The family’s lawyer, Carina Ford told Guardian Australia the case “may not change the status quo” for the family, because Tharnicaa is still subject to a community detention order.
The other three bridging visas are due to run out later this year.
The family’s friends and locals in Biloela celebrated the court victory, stating it was a "really big win".
"This is another example where the minister has been found to be procedurally unfair towards our family," said family friend Angela Fredericks, "It's something we all take as a really big win because it's once again reinforcing that when it comes to our friends, so much has not been fair… All we're asking is for the minister to use these powers to do what's right and let our friends come home to Biloela."
"[The Australian government] can choose to appeal or they can choose to leave it as it is, which means then it's open to the family to renew a bridging visa later down the track," Ford told SBS News.

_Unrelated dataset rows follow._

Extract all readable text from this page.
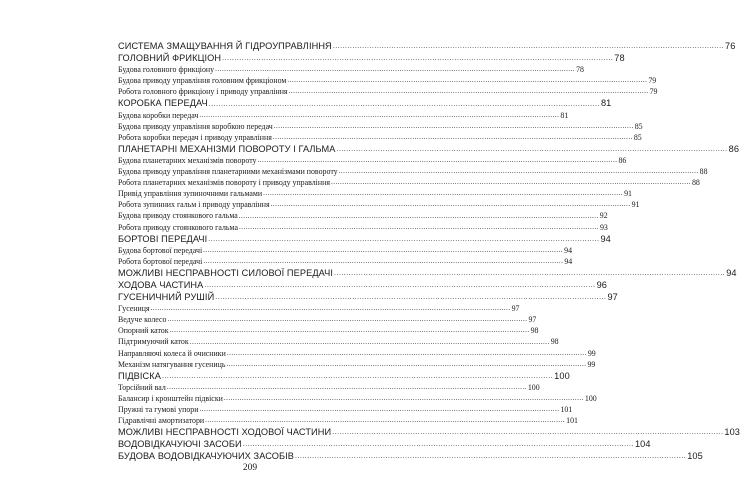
СИСТЕМА ЗМАЩУВАННЯ Й ГІДРОУПРАВЛІННЯ .....	76
ГОЛОВНИЙ ФРИКЦІОН .....	78
Будова головного фрикціону .....	78
Будова приводу управління головним фрикціоном .....	79
Робота головного фрикціону і приводу управління .....	79
КОРОБКА ПЕРЕДАЧ .....	81
Будова коробки передач .....	81
Будова приводу управління коробкою передач .....	85
Робота коробки передач і приводу управління .....	85
ПЛАНЕТАРНІ МЕХАНІЗМИ ПОВОРОТУ І ГАЛЬМА .....	86
Будова планетарних механізмів повороту .....	86
Будова приводу управління планетарними механізмами повороту .....	88
Робота планетарних механізмів повороту і приводу управління .....	88
Привід управління зупиночними гальмами .....	91
Робота зупинних гальм і приводу управління .....	91
Будова приводу стоянкового гальма .....	92
Робота приводу стоянкового гальма .....	93
БОРТОВІ ПЕРЕДАЧІ .....	94
Будова бортової передачі .....	94
Робота бортової передачі .....	94
МОЖЛИВІ НЕСПРАВНОСТІ СИЛОВОЇ ПЕРЕДАЧІ .....	94
ХОДОВА ЧАСТИНА .....	96
ГУСЕНИЧНИЙ РУШІЙ .....	97
Гусениця .....	97
Ведуче колесо .....	97
Опорний каток .....	98
Підтримуючий каток .....	98
Направляючі колеса й очисники .....	99
Механізм натягування гусениць .....	99
ПІДВІСКА .....	100
Торсійний вал .....	100
Балансир і кронштейн підвіски .....	100
Пружні та гумові упори .....	101
Гідравлічні амортизатори .....	101
МОЖЛИВІ НЕСПРАВНОСТІ ХОДОВОЇ ЧАСТИНИ .....	103
ВОДОВІДКАЧУЮЧІ ЗАСОБИ .....	104
БУДОВА ВОДОВІДКАЧУЮЧИХ ЗАСОБІВ .....	105
209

"It's also open for the government to consider whether it's in the interest of both parties to just continue the ongoing saga of this case."

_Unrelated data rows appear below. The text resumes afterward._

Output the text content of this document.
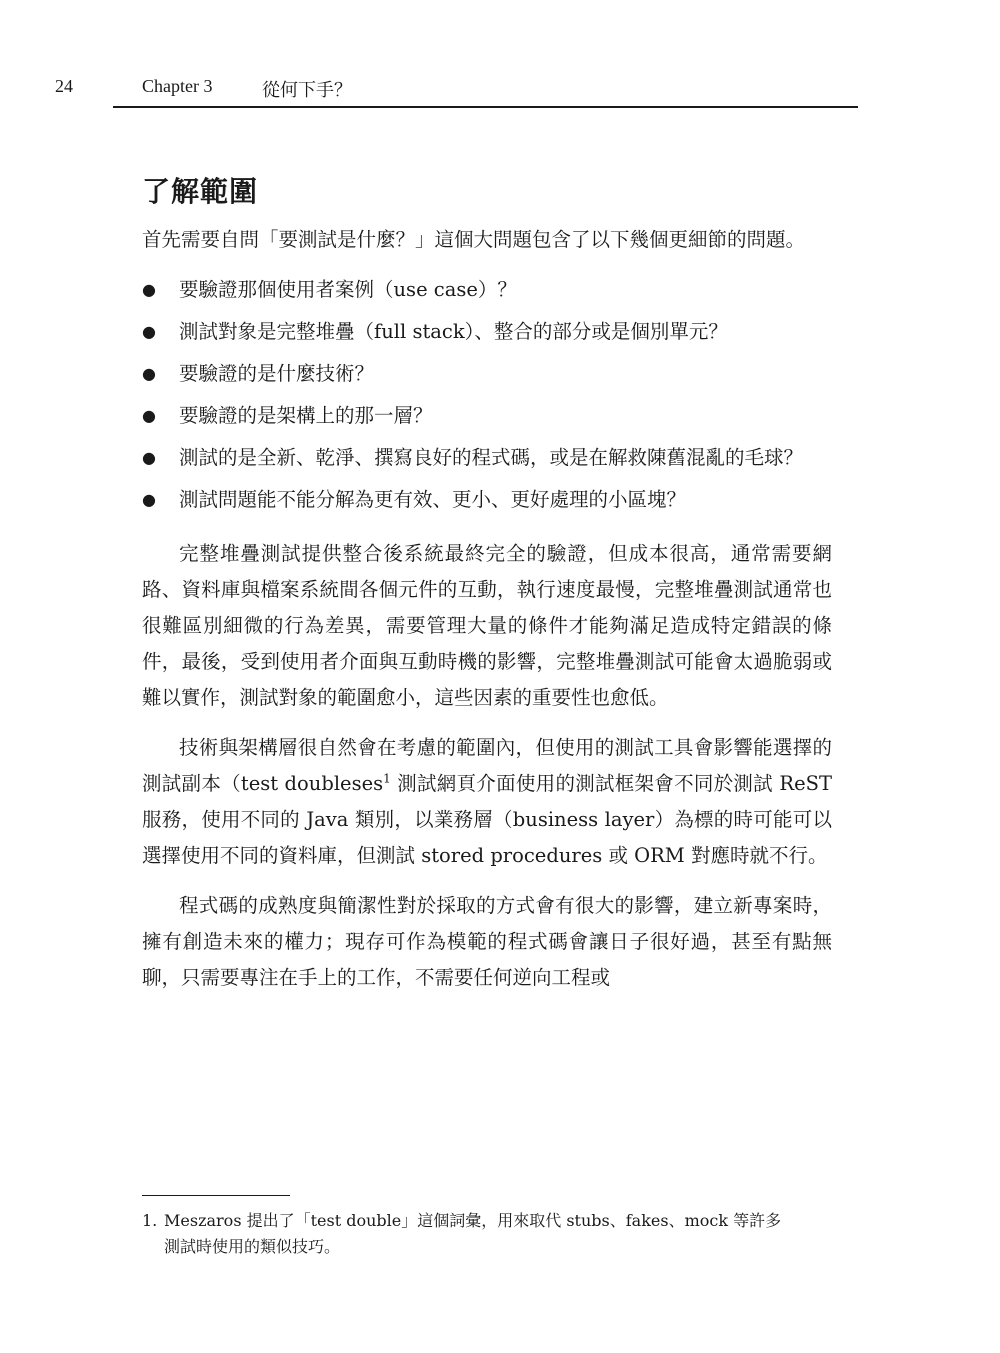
24	Chapter 3	從何下手？
了解範圍

首先需要自問「要測試是什麼？」這個大問題包含了以下幾個更細節的問題。

● 要驗證那個使用者案例（use case）？
● 測試對象是完整堆疊（full stack）、整合的部分或是個別單元？
● 要驗證的是什麼技術？
● 要驗證的是架構上的那一層？
● 測試的是全新、乾淨、撰寫良好的程式碼，或是在解救陳舊混亂的毛球？
● 測試問題能不能分解為更有效、更小、更好處理的小區塊？

完整堆疊測試提供整合後系統最終完全的驗證，但成本很高，通常需要網路、資料庫與檔案系統間各個元件的互動，執行速度最慢，完整堆疊測試通常也很難區別細微的行為差異，需要管理大量的條件才能夠滿足造成特定錯誤的條件，最後，受到使用者介面與互動時機的影響，完整堆疊測試可能會太過脆弱或難以實作，測試對象的範圍愈小，這些因素的重要性也愈低。

技術與架構層很自然會在考慮的範圍內，但使用的測試工具會影響能選擇的測試副本（test doubleses$^1$ 測試網頁介面使用的測試框架會不同於測試 ReST 服務，使用不同的 Java 類別，以業務層（business layer）為標的時可能可以選擇使用不同的資料庫，但測試 stored procedures 或 ORM 對應時就不行。

程式碼的成熟度與簡潔性對於採取的方式會有很大的影響，建立新專案時，擁有創造未來的權力；現存可作為模範的程式碼會讓日子很好過，甚至有點無聊，只需要專注在手上的工作，不需要任何逆向工程或

1. Meszaros 提出了「test double」這個詞彙，用來取代 stubs、fakes、mock 等許多
測試時使用的類似技巧。
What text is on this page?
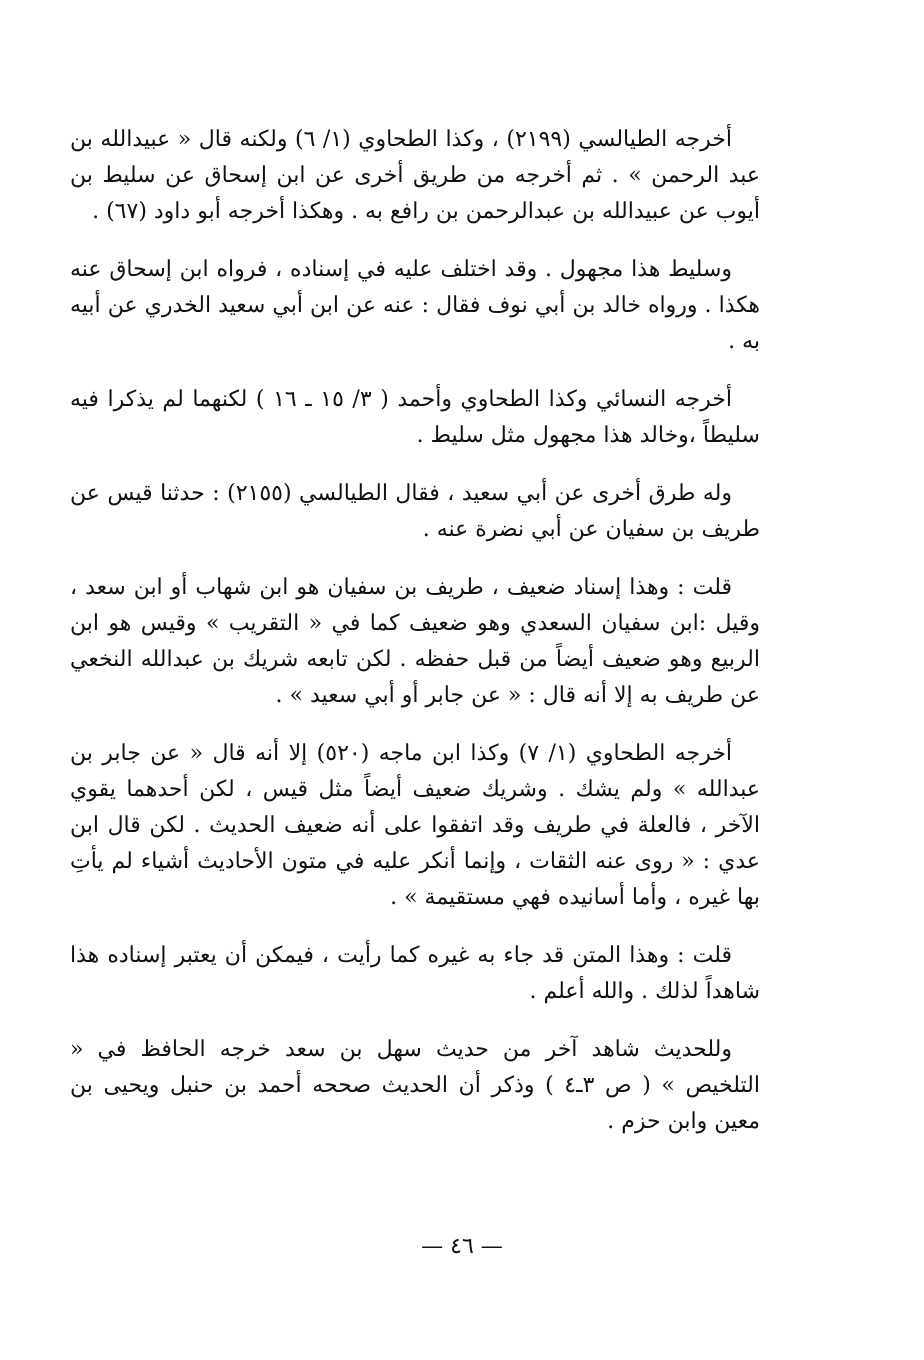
أخرجه الطيالسي (٢١٩٩) ، وكذا الطحاوي (١/ ٦) ولكنه قال « عبيدالله بن عبد الرحمن » . ثم أخرجه من طريق أخرى عن ابن إسحاق عن سليط بن أيوب عن عبيدالله بن عبدالرحمن بن رافع به . وهكذا أخرجه أبو داود (٦٧) .

وسليط هذا مجهول . وقد اختلف عليه في إسناده ، فرواه ابن إسحاق عنه هكذا . ورواه خالد بن أبي نوف فقال : عنه عن ابن أبي سعيد الخدري عن أبيه به .

أخرجه النسائي وكذا الطحاوي وأحمد ( ٣/ ١٥ ـ ١٦ ) لكنهما لم يذكرا فيه سليطاً ،وخالد هذا مجهول مثل سليط .

وله طرق أخرى عن أبي سعيد ، فقال الطيالسي (٢١٥٥) : حدثنا قيس عن طريف بن سفيان عن أبي نضرة عنه .

قلت : وهذا إسناد ضعيف ، طريف بن سفيان هو ابن شهاب أو ابن سعد ، وقيل :ابن سفيان السعدي وهو ضعيف كما في « التقريب » وقيس هو ابن الربيع وهو ضعيف أيضاً من قبل حفظه . لكن تابعه شريك بن عبدالله النخعي عن طريف به إلا أنه قال : « عن جابر أو أبي سعيد » .

أخرجه الطحاوي (١/ ٧) وكذا ابن ماجه (٥٢٠) إلا أنه قال « عن جابر بن عبدالله » ولم يشك . وشريك ضعيف أيضاً مثل قيس ، لكن أحدهما يقوي الآخر ، فالعلة في طريف وقد اتفقوا على أنه ضعيف الحديث . لكن قال ابن عدي : « روى عنه الثقات ، وإنما أنكر عليه في متون الأحاديث أشياء لم يأتِ بها غيره ، وأما أسانيده فهي مستقيمة » .

قلت : وهذا المتن قد جاء به غيره كما رأيت ، فيمكن أن يعتبر إسناده هذا شاهداً لذلك . والله أعلم .

وللحديث شاهد آخر من حديث سهل بن سعد خرجه الحافظ في « التلخيص » ( ص ٣ـ٤ ) وذكر أن الحديث صححه أحمد بن حنبل ويحيى بن معين وابن حزم .

— ٤٦ —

"That means maybe this is the government's chance to make the decision to grant the family a visa so that they can return to Biloela."
Others in Australia also praised the decision, with Shadow Minister for Home Affairs, Kristina Keneally tweeting that Labor welcomed the Court's ruling.
Labor welcomes today’s Federal Court’s decision
— Kristina Keneally (@KKeneally) January 24, 2022
"As has always been the case, the Immigration Minister could bring this whole sorry saga to an end with the stroke of a pen and allow the family to return #hometobilo," she posted.
“This is an important win for the Biloela family,” said Allegra Spender, an independent candidate in Wentworth. “After everything they've been through, the federal government should let them return to their hometown in Queensland.”
This is an important win for the Biloela family.
— Allegra Spender (@spenderallegra) January 24, 2022
“Today’s Federal Circuit Court win is obviously welcome, but the family should not have needed to go to court in the first place,” said Greens Senator Nick McKim said in a statement.
“This Government has spent a fortune to pursue and detain the family, instead of simply allowing them to return to the community that made them so welcome.”
“It has cost the Muruguppans years of their lives and caused extreme anguish."
“...Minister Hawke.... should immediately grant them permanent protection in Australia, including a pathway to become citizens.”